Pennsylvania had three different online licenses available:
- Slot machines
- Table games
Each license costs $4 million. Golden Nugget is petitioning for online slot machines and online table games only.
It shouldn’t be a surprise that it will forgo the online poker license. It does not offer online poker in New Jersey, and the industry has been struggling of late.
The PA online gaming market
Originally, there were 39 licenses available, 13 in each of the three categories. The licenses initially were open to the 13 PA casinos. After the dust settled, 11 licenses were still available.
The PGCB decided to put those licenses on the market to QGEs. The application deadline for QGEs to petition for a license was Oct. 31.
The PGCB will likely approve Golden Nugget’s and MGM’s request for a total of five of the remaining licenses. The next meeting of the board is Nov. 28.
PA Gov. Tom Wolf signed the gaming expansion law legislation back in October 2017. It is now a year later, and the industry does not have a firm launch timeline.
Many experts are predicting the first half of 2019 as a reliable target. No doubt, having two experienced online casinos join the fray will be a boon to the nascent PA online gaming market.
Golden Nugget and MGM banking on their reputations
Now, NJ is sending two of its casinos to PA.
Golden Nugget has been the online casino leader in the Garden State for quite a while now. It was the first to launch live dealer games in the state and its vast library of online casino games paid off big time for the company.

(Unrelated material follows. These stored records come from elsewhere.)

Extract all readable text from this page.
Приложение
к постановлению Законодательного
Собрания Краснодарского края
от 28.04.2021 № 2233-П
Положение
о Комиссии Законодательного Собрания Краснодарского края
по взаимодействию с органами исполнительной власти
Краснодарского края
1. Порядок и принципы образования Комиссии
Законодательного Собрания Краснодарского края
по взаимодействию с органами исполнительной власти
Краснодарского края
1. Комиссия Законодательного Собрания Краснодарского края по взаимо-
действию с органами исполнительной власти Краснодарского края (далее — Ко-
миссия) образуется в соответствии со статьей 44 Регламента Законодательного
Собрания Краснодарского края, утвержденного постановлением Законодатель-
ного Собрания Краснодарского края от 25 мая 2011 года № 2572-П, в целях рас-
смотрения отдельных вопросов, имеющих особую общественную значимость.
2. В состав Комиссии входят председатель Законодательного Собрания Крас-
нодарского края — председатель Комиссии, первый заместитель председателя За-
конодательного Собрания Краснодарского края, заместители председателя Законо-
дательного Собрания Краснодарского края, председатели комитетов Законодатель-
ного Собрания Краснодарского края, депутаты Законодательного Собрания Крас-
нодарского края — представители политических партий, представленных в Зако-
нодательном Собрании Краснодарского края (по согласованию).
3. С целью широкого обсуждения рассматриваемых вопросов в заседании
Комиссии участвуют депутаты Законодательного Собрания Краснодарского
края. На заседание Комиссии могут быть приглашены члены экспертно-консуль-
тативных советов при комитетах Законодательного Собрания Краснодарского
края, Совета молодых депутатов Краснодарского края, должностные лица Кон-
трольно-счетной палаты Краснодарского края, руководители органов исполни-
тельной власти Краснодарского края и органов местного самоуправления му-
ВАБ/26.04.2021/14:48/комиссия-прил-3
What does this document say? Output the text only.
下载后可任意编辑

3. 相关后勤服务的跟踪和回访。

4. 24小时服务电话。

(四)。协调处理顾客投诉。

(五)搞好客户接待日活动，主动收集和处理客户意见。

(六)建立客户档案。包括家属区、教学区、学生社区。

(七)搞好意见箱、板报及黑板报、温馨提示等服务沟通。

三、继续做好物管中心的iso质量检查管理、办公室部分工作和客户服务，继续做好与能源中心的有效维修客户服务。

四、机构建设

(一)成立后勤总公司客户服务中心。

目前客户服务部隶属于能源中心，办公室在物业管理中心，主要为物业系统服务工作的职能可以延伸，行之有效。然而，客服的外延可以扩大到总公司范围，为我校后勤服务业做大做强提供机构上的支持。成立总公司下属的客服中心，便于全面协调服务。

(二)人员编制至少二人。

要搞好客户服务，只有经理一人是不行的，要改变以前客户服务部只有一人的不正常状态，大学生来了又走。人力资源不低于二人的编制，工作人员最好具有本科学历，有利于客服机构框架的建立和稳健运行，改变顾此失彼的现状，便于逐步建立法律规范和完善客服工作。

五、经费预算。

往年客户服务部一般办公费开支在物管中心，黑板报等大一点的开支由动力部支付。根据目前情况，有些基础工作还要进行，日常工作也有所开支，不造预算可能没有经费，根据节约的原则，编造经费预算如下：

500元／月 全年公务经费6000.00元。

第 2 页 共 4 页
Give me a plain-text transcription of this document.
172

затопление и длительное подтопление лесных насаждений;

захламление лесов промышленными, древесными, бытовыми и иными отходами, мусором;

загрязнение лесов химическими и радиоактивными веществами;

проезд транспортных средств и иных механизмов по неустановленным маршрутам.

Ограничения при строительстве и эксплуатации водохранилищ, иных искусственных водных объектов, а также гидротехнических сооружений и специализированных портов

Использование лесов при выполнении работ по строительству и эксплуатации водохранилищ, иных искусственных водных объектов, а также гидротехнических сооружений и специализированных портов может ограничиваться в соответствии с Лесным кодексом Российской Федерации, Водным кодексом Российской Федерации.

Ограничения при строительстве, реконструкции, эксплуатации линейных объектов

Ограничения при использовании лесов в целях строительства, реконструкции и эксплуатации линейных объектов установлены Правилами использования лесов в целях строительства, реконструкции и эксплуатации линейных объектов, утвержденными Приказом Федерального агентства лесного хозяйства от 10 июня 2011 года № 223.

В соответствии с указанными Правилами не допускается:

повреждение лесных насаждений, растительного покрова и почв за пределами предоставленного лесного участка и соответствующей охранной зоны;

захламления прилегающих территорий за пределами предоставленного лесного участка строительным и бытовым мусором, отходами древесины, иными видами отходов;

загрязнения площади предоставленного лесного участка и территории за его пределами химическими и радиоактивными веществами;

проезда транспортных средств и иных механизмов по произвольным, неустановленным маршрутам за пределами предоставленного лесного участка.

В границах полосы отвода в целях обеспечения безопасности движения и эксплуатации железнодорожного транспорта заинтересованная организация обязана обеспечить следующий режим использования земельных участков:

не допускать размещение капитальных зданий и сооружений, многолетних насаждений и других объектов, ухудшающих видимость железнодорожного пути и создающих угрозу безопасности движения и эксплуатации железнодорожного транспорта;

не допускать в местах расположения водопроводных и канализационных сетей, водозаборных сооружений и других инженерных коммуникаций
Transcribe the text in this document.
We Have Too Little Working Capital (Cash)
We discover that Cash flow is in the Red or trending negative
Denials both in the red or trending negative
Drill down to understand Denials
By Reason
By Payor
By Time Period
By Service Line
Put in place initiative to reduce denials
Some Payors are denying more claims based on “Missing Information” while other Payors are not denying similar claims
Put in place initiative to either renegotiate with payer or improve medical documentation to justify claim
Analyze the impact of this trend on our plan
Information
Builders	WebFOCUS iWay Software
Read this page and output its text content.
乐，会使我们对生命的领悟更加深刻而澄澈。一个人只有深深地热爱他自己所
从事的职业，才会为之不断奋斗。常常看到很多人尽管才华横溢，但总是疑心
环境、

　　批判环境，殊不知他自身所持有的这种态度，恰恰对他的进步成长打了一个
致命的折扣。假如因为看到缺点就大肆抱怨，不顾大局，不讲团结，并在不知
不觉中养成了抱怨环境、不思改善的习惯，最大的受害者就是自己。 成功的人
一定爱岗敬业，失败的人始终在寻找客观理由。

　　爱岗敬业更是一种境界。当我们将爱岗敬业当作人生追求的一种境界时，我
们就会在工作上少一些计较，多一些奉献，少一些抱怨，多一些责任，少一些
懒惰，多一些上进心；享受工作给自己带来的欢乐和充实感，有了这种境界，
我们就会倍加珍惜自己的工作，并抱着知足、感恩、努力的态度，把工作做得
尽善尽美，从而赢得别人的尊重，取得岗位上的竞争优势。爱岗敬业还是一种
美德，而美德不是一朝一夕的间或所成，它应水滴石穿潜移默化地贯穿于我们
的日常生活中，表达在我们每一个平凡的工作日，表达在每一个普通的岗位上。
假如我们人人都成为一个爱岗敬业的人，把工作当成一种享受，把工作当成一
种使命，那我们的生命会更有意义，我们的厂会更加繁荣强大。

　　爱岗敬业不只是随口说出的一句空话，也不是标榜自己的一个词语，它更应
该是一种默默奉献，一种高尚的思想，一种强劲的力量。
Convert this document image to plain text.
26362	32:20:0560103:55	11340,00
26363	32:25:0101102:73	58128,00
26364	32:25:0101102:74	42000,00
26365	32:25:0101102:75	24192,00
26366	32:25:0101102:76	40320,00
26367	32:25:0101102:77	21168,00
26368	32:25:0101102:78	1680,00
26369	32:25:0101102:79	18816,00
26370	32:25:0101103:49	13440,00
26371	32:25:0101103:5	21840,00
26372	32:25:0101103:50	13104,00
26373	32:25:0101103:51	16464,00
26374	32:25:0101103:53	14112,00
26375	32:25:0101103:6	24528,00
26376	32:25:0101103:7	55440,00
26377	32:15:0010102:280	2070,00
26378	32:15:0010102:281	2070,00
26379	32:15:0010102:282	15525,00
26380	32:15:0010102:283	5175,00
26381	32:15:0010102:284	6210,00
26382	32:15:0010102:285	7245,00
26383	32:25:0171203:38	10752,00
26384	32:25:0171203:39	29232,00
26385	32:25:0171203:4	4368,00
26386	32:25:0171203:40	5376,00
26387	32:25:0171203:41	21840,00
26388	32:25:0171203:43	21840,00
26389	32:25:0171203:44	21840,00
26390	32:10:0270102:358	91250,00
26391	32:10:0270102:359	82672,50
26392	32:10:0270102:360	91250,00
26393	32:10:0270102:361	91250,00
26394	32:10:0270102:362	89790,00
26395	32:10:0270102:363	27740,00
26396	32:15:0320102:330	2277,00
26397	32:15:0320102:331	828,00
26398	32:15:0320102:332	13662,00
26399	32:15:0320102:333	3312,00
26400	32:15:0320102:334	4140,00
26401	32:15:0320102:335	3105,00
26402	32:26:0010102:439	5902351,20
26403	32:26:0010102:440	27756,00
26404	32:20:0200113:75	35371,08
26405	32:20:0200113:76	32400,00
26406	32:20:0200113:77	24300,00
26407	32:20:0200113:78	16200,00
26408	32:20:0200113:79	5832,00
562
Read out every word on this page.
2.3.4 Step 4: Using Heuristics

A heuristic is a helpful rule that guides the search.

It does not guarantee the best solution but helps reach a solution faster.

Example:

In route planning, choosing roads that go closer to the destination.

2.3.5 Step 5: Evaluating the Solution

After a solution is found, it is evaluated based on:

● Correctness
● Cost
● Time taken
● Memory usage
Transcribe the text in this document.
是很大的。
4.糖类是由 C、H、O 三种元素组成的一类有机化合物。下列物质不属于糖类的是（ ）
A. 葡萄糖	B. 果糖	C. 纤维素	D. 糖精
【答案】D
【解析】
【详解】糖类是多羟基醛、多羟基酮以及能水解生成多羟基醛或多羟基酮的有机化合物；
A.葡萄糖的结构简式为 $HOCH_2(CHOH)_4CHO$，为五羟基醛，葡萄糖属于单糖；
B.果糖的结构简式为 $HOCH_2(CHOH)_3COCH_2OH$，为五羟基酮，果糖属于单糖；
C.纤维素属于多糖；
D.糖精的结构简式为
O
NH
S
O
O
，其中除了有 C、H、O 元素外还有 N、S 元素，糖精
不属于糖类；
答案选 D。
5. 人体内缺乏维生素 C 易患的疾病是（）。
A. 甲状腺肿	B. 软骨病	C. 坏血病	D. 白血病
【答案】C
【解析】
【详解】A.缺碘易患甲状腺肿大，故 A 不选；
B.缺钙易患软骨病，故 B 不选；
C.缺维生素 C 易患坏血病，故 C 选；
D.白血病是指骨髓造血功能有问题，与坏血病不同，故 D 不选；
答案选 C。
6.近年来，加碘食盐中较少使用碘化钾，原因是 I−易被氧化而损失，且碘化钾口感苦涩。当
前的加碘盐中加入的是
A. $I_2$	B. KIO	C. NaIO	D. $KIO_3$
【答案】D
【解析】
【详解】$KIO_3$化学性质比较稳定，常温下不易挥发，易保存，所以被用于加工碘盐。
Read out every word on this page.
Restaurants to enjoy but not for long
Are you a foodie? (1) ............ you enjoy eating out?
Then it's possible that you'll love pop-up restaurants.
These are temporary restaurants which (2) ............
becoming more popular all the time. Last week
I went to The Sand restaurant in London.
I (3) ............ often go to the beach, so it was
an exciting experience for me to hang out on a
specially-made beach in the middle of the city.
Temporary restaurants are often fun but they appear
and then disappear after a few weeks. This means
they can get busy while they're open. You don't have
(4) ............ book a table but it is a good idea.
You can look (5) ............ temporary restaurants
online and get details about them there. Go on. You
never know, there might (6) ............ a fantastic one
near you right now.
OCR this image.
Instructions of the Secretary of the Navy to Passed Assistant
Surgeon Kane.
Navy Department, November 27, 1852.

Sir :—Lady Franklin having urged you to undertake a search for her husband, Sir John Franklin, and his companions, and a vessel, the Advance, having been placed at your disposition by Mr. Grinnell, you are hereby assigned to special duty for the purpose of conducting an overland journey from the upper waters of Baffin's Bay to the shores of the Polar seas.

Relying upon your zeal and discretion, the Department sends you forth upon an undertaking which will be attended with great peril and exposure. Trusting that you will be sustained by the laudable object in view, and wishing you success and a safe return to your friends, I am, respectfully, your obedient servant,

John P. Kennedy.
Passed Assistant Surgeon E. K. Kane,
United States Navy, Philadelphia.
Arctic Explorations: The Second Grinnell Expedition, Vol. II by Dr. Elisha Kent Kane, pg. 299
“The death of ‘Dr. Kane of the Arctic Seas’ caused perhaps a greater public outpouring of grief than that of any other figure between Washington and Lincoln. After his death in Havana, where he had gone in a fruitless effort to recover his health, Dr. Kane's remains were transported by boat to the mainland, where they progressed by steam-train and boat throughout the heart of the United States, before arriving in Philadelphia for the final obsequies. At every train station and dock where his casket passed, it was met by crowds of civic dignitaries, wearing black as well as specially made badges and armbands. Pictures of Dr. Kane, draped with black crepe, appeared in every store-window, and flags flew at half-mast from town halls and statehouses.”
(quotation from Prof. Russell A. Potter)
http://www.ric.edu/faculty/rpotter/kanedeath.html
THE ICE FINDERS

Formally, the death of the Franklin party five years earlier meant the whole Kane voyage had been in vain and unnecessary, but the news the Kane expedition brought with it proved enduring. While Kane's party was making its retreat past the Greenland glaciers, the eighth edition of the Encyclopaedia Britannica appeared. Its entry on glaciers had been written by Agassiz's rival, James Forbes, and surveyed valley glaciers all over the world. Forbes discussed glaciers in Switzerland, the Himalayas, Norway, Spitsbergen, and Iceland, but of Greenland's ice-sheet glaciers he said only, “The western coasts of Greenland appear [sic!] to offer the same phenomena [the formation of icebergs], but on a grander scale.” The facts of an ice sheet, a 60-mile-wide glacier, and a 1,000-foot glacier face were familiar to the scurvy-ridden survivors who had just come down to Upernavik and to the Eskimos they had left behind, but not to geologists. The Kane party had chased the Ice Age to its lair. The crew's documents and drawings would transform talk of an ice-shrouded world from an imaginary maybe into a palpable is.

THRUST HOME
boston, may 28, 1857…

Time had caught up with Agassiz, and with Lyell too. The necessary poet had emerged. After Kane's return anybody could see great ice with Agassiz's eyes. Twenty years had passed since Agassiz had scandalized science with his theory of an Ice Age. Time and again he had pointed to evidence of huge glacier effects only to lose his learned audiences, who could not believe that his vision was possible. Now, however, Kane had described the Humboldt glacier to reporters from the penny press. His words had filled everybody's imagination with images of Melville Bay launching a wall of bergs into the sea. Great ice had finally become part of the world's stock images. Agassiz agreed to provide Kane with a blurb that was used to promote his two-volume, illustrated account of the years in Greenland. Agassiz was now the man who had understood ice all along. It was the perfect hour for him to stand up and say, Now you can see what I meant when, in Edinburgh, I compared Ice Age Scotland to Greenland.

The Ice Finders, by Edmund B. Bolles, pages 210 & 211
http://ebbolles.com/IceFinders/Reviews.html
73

In September, Golden Nugget posted $9.3 million in NJ online gambling revenue. To put that in perspective, the seven other NJ gambling sites and their skins brought in a total of $24.1 million. And no other online casino has posted revenue of more than $5 million in a single month.
Borgata sits in second place with an online gambling revenue of $4.2 million in September. But it takes the lead in brick-and-mortar revenue with $60.5 million for the month.
That figure represents more than double its nearest competitor and that’s because Borgata is a popular destination for gaming enthusiasts on the East Coast including PA.
Why does all this matter?
Well, a brand entering a market for the first time is often at a disadvantage. In this case, though, both brands certainly have solid reputations with Pennsylvania gamblers that have made their way to Atlantic City in the past.
NJ online gaming experience matters, too
Not only do they have their reputation, but they also have the experience. That experience will help the NJ casinos avoid the missteps often seen as new companies expand their footprint.
One only has to look at FanDuel Sportsbook and its recent mistakes in New Jersey to understand the importance of experience. The pivot from daily fantasy sports to sports betting is not as smooth as it had hoped.
For now, Golden Nugget and MGM will await approval for the key to online gambling in the Keystone State. Look for a decision in late November.